No mês passado, pesquisadores anunciaram que encontraram um conjunto de fósseis de 3 milhões de anos bem preservados, incluindo um crânio e um osso de asa, na Ilha Norte da Nova Zelândia. Eles identificaram os ossos como pertencentes a uma espécie até então desconhecida de pinguim-de-crista, que chamaram de Eudyptes atatu.

Fósseis de Eudyptes atatu mostram suas principais características, incluindo um bico mais estreito (canto superior esquerdo) do que o pinguim-das-snares moderno (canto superior direito). Créditos: Jean-Claude Stahl, R. Paul Scofield / Museu da Nova Zelândia Te Papa Tongarewa, Museu de Canterbury.

A descoberta serve como “uma pista importante de que a Nova Zelândia pode ter sido um ponto crucial de biodiversidade para aves marinhas por milhões de anos”, disse Daniel Thomas, zoólogo da Universidade de Massey e principal autor do estudo, ao Business Insider.

Isso é muito mais tempo do que os pesquisadores analisaram anteriormente; estudos anteriores datavam a presença de pinguins-de-crista na Nova Zelândia há cerca de 7.000 anos, disse Thomas. A nova linha do tempo sugere que a região é o local de origem mais provável do pinguim.

“Agora achamos que a Nova Zelândia é provavelmente o local onde viveu o ancestral mais antigo de todos os pinguins-de-crista e onde viveu o ancestral de todos os pinguins”, disse Thomas.

A Nova Zelândia é a ‘capital mundial das aves marinhas’

A palavra atatu vem do termo maori ata tū, que significa amanhecer; Eudyptes se refere aos pinguins-de-crista – aqueles com listras amarelas emplumadas acima de seus olhos. Existem entre quatro e sete espécies vivas na Terra hoje, dependendo a qual taxonomista você perguntar.

A Nova Zelândia abriga 13 espécies de pinguins durante pelo menos parte do ano – mais do que qualquer país da Terra. De forma mais ampla, a nação insular é considerada a “capital mundial das aves marinhas”, de acordo com seu Departamento de Conservação. Mais de um terço de suas 80 espécies de aves marinhas nativas não são encontradas em nenhum outro lugar do mundo.

Os fósseis do extinto pinguim E. atatu foram encontrados incrustados em rochas perto da região costeira de Taranaki.

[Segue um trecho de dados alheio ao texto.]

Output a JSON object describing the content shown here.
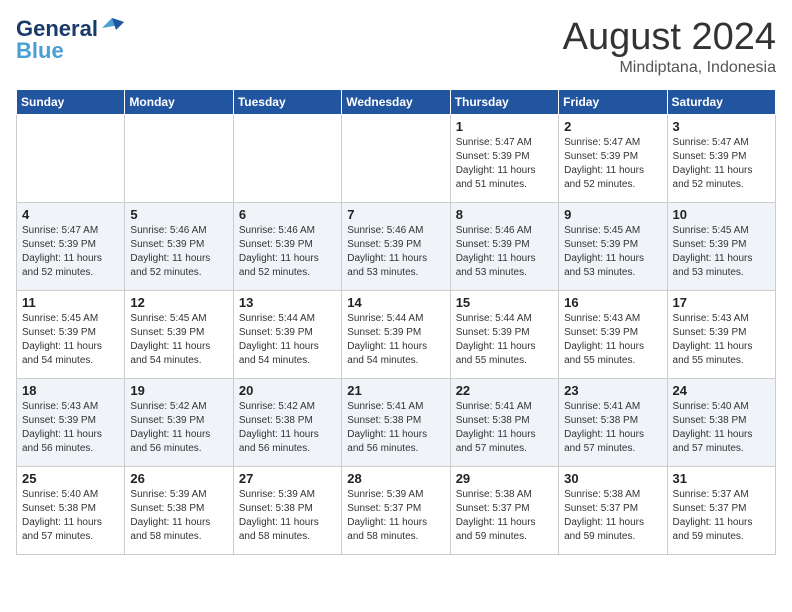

Os colecionadores locais os descobriram e depois alertaram os pesquisadores do Museu da Nova Zelândia Te Papa Tongarewa.

Depois que sua análise descobriu que os fósseis tinham cerca de 3 milhões de anos, os pesquisadores compararam os fósseis a ossos de outras espécies vivas de pinguins-de-crista.

Pinguim-de-fiordland ou, E. pachyrhynchus. Créditos: Cmfotoworks / Getty Images.

Eles descobriram que o antigo pinguim era bastante semelhante aos pinguins-de-crista modernos, embora seu bico fosse mais delgado.

Essa é uma pista de que ele tinha uma dieta diferente da de seus primos modernos, muitos dos quais sobrevivem principalmente se alimentando de peixes pequenos, krill e crustáceos.

Portanto, E. atatu pode ser um ancestral de alguma espécie de pinguim-de-crista moderno ou pode ser uma espécie-irmã que compartilha um ancestral comum.

Os pesquisadores forneceram as informações de sua análise para um programa de software que usa dados sobre fósseis e outras informações para mapear os pontos de origem e padrões de migração mais prováveis ​​das espécies. Essa simulação é o que os levou a concluir que todos os pinguins modernos provavelmente descendiam do mesmo ancestral que vivia na Zelândia.

Pinguins antigos caminhavam pelo continente perdido da Zelândia

E. atatu viveu na Nova Zelândia dezenas de milhões de anos após o afundamento do restante da Zelândia. Mas os pesquisadores acreditam que seu ancestral evoluiu cerca de 60 milhões de anos atrás, sugerindo que os pinguins provavelmente vagaram pelo continente enquanto o resto de sua superfície estava acima do nível do mar.

O local da Zelândia. Créditos: Centro Mundial de Dados de Geofísica e Geologia Marinha / NGDC, NOAA.

Esses pinguins antigos podem ter sido gigantescos. Em 2017, os pesquisadores descobriram que os “mega-pinguins” pré-históricos mediam 1,76 m de altura e pesavam 100 quilos.

A maior parte da Zelândia, que tem cerca de metade do tamanho da Austrália, está agora a 1.066 metros abaixo do mar. Além dos mega-pinguins, o continente provavelmente já foi o lar de dinossauros e de uma exuberante floresta tropical.